Nel Novecento si è verificato il paradosso per cui molta arte, quella maggiormente considerata dalla critica dominante, ha preferito limitare le proprie possibilità di diffusione, per rivolgersi a un pubblico di addetti ai lavori. Molta arte, abbiamo detto, ma certamente non quella di Pietro Annigoni (Milano, 7 giugno 1910 – Firenze, 28 ottobre 1988), pittore che dipingeva per tanti, e in tanti riuscivano a riconoscersi nel suo modo di concepire l’arte. In un’ideale classifica della popolarità degli artisti italiani nel periodo compreso tra gli anni cinquanta e settanta, Annigoni sarebbe stato secondo forse solo a De Chirico. Eppure in quegli anni, una gran parte della critica dominante, quella iper-idealista, pregiudiziale, ha negato la sua esistenza, ha come finto di non vederlo, tutta presa dall’esaltare “le magnifiche e progressive sorti” dell’Avanguardia.
Ma oggi è innegabile che egli sia stato una figura che ha giocato un ruolo di rilievo inconfutabile nel dibattito artistico seguito al 1945. Quegli anni non furono solo quelli della rottura all’interno del versante comunista fra gli artisti astrattisti, promossi in modo decisivo da Lionello Venturi attraverso il “Gruppo degli Otto”, e i realisti di Togliatti, Guttuso e Pizzinato. Quegli anni videro in prima linea anche un importante fronte “anti-modernista”, che nelle posizioni assunte da De Chirico fin dagli anni trenta, ossia nella difesa del mestiere e della tradizione italiana, trovava un preciso punto di riferimento. Di quell’anti-modernismo, Pietro Annigoni è stato il primo fondamentale esponente.

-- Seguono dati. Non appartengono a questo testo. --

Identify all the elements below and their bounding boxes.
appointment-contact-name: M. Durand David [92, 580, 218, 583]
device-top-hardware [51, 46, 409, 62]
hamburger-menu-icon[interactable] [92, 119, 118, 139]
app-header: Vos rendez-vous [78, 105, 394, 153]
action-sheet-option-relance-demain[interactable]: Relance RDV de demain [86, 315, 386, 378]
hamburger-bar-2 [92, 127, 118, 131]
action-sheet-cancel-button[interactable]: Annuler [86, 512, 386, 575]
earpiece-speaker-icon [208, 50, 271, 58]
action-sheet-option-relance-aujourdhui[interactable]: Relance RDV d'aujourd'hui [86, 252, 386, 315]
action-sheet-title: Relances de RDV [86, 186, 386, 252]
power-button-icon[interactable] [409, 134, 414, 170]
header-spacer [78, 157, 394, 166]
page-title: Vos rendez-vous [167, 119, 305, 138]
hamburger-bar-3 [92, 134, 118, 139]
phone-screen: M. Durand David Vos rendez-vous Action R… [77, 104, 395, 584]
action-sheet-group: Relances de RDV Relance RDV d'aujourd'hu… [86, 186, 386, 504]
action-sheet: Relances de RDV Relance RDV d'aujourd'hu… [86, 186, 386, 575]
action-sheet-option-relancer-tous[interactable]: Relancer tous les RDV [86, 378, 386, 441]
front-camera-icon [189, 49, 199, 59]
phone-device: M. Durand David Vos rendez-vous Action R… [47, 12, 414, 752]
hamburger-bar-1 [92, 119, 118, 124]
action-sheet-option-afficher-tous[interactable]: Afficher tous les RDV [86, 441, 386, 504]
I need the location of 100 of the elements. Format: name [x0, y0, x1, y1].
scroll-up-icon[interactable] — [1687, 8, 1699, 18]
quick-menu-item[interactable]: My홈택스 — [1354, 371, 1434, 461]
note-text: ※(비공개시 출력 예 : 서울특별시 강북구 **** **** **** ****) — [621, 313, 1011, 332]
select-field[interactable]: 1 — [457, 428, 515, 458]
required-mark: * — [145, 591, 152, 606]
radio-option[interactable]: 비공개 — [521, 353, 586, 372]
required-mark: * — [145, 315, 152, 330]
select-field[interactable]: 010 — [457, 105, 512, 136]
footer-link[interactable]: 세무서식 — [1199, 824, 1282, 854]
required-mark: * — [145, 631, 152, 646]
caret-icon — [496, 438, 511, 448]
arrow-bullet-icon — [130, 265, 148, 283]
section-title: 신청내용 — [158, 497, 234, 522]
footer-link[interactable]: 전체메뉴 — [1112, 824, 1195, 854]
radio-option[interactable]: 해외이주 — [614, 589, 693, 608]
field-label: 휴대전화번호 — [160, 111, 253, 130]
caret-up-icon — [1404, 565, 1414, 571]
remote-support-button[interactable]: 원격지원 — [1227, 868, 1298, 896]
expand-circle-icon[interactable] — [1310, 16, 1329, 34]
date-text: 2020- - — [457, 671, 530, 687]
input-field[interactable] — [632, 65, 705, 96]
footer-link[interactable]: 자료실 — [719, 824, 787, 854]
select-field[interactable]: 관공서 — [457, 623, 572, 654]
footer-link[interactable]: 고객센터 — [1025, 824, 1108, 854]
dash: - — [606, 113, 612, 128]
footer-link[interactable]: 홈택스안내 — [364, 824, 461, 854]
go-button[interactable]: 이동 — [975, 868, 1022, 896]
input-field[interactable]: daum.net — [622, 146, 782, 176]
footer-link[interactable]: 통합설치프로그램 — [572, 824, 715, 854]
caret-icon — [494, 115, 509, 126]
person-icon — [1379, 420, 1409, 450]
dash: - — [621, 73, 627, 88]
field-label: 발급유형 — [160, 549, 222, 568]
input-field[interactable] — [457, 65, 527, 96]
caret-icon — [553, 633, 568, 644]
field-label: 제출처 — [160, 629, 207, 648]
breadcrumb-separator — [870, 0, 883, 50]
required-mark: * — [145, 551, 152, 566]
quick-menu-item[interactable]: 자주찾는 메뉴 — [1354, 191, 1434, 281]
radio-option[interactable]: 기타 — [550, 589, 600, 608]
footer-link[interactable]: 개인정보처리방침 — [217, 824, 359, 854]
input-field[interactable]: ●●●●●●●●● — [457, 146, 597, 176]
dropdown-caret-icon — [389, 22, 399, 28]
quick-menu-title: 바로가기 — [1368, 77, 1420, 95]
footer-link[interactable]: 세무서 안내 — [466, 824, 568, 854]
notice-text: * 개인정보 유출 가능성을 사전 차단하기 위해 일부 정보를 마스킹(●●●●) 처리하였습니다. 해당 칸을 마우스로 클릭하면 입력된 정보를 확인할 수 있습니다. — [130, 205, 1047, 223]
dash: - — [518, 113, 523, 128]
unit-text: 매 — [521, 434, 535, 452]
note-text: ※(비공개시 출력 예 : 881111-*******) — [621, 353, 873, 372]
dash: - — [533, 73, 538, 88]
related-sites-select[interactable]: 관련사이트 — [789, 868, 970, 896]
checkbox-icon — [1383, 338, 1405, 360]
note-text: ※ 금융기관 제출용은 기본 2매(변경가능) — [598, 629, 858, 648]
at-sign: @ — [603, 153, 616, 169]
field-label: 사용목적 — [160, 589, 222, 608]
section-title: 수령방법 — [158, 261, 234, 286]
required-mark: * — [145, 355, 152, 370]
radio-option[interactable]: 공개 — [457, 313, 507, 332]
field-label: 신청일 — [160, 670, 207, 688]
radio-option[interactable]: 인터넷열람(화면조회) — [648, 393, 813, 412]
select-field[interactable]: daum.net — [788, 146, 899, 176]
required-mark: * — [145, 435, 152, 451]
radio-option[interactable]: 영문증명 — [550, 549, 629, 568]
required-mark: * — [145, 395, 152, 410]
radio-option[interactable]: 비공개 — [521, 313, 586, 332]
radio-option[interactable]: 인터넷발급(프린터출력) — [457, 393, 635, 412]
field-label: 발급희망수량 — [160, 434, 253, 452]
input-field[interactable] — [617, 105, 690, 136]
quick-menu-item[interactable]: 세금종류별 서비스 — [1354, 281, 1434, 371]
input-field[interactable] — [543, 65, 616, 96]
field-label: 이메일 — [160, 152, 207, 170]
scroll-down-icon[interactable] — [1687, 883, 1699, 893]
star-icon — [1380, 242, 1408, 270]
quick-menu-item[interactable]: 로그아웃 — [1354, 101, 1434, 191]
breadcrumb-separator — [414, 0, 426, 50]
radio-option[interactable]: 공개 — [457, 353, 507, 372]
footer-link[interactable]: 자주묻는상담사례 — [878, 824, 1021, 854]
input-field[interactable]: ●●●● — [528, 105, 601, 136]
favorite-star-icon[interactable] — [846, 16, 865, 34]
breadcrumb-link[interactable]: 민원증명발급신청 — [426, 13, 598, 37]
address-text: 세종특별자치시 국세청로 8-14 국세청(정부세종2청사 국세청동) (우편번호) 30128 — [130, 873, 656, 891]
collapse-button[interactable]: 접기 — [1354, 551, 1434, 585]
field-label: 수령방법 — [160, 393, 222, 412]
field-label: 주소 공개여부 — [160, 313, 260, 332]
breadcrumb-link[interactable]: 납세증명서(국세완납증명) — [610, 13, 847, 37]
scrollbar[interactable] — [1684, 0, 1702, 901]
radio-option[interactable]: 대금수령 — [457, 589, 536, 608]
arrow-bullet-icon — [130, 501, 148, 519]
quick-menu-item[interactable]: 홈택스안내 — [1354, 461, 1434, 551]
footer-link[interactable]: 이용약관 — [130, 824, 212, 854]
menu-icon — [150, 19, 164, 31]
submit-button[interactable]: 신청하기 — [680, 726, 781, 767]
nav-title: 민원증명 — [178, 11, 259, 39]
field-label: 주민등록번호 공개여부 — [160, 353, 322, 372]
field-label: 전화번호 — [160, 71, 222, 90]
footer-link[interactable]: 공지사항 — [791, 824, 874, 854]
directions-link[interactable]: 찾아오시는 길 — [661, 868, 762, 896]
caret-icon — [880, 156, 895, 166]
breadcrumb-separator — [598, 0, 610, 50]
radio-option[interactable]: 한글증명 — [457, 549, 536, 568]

L’Italia artistica uscita dalla guerra soffriva di terribili complessi di colpa e d’inferiorità; complessi che, invece, pittori come De Chirico e Annigoni non avvertivano affatto, ritenendo piuttosto che l’istituzione di un sano rapporto con la grande tradizione potesse essere ancora la migliore forma di modernità. Annigoni aveva imparato il sublime mestiere dai fiorentini cinquecenteschi, quello che in seguito esibirà nei ritratti dei “grandi del mondo” in stile nouveau pompier, cui dovrà molta della sua popolarità; ma era anche un artista capace d’innestare alle proprie forme, impeccabilmente classiche, sottili vibrazioni, improvvisi irrobustimenti del tratto, imprevedibili bagliori di una sensibilità non olimpicamente distaccata dal mondo, bensì modernamente inquieta. Lo stesso Annigoni ammetteva questa sua doppia natura, affermando di guardare a due modelli artistici, uno supremo e assoluto, l’altro più corrosivo e viscerale: “ in cielo Fidia e in terra Magnasco”. Un riferimento raro e prezioso quello a Magnasco. Questa era la modernità intesa da Annigoni: il tentativo d’essere al passo con il proprio tempo, rifacendosi alla lezione dei maestri italiani che di tale tempo avevano intuito la sensibilità artistica. È noto che spesso Annigoni abbia peccato di “eccessivo mestiere”, identificando la pittura col puro esibizionismo virtuosistico. Ma nei disegni, nei bozzetti preparatori e negli acquerelli, Annigoni riesce a recuperare una vena espressiva meno convenzionale, non di rado più intima e sentita, dove l’aurea matrice cinquecentesca si carica di quelle intensità settecentesche che ancora dicono tanto all’occhio dell’uomo moderno. È questo l’Annigoni per il quale il celestiale Fidia si sporca volentieri le mani con il terrestre Magnasco.